İstanbul-Isparta seferini yapan yolcu uçağı 30 Kasım 2007 de keçiborlu türbetepe’de düşmüş, kazada yedisi mürettebat 57 kişi yaşamını yitirmişti. mürettebatta,
toryumdan nükleer enerji projesinin mimarları, boğaziçi üniversitesi’nden prof. Dr. engin arık, araştırma görevlisi özgen berkol doğan, yüksek lisans öğrencisi engin abat ile doğuş üniversitesi’nden prof.

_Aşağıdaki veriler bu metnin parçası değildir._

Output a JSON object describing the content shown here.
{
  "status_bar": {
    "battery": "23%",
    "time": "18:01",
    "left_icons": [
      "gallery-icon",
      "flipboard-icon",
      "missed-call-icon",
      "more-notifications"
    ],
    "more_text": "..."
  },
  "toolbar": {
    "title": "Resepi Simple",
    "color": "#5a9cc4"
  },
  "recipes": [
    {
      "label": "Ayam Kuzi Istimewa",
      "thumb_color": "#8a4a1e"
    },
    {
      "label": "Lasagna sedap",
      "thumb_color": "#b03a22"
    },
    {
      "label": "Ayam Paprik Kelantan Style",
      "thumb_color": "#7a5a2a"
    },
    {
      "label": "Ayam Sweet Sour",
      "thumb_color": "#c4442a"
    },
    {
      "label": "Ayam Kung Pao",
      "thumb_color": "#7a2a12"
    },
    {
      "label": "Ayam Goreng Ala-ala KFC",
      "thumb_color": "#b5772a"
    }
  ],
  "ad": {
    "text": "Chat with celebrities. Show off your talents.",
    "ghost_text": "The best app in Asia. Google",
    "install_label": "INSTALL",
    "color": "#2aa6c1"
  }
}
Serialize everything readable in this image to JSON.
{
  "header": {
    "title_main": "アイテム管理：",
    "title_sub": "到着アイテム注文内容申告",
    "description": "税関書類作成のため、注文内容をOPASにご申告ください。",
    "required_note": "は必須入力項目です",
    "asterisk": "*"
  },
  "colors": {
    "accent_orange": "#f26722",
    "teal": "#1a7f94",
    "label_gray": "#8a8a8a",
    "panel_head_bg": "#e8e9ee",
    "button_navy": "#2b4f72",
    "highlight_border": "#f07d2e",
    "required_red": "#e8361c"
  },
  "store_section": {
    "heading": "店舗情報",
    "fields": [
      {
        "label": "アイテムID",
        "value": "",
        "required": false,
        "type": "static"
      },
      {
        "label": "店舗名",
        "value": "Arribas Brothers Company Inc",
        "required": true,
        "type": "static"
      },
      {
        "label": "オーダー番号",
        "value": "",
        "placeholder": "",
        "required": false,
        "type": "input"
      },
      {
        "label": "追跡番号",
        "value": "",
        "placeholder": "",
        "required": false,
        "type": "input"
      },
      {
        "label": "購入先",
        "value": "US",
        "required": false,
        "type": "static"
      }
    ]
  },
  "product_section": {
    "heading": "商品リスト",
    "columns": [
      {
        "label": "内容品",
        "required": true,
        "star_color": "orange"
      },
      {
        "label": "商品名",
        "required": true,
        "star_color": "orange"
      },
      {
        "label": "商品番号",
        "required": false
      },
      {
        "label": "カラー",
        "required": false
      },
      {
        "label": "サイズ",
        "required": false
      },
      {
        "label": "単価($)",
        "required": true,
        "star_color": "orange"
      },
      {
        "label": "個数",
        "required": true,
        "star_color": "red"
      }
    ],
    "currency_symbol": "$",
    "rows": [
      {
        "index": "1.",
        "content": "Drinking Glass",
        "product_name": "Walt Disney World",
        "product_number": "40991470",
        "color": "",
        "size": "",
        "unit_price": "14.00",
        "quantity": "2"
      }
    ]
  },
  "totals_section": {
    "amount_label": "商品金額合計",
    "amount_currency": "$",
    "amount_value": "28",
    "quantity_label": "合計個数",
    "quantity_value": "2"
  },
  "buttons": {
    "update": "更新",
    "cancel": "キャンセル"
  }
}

Dr. şenel fatma boydağ, doç. dr. iskender hikmet ve araştırma görevlisi mustafa fidan’ın kazada hayatlarını kaybetmişti.
öncelikle hayatını kaybeden bilim insanlarımızı rahmetle anıyorum.
onların kaybı yerini doldurması zor, büyük kayıplardır.
bugün bu insanları korumak ülkenin ve istihbaratlarının sorumluluğudur. kuşkusuz 24 saatte koruma verseniz bugünün gelinen teknolojisinde bir insanın hayatını korumak imkansıza yakındır. bu durumda onları korumak cesaret edemeyecekleri şekilde güçlü olmak ya da misilleme yapmasından korkacakları bir ülke olmakla mümkündür. yoksa birileri gelir burnunuzun dibinde yeri doldurulması çok zor olan değerli insanlarınızı elinizden alır. öyleyse güçlü ve etkili çalışan bir istihbarat ağına sahip olmak öncelikli güvenlik meselesidir.
şimdi işlediği cinayetleri yalanlamaya bile tenezzül etmeyen bir devlet varsa bir şeylere güveniyor olsa gerek, misilleme kaygısı taşımıyor olsa gerek.
iranın işi zor, pek çokları gibi…
didem hanım merhaba!
– bahsettiğiniz ölümler hakkında iranlı gazetecilerin yazı yazıp yazmadıklarını merak etmiyorum ama türk yetkililerin ne dediğini ve türk gazetecilerin bunların ortaya çıkması için ne gibi bir çaba gösterdiğini merak ediyorum. ben hiçbir yetkilinin açıklamasını hatırlamıyorum. belki sizin bilginiz vardır.
değerli bilim insanlarımızın seri cinayetlere kurban gitmesi ne yazık ki pek fazla ilgi uyandırmamış, ortada basında bir kaç haber ve bir araştırma kitabı dışında bir şey yok, yargıda da sadece zanlar ve şüpheler var, sonuç yok.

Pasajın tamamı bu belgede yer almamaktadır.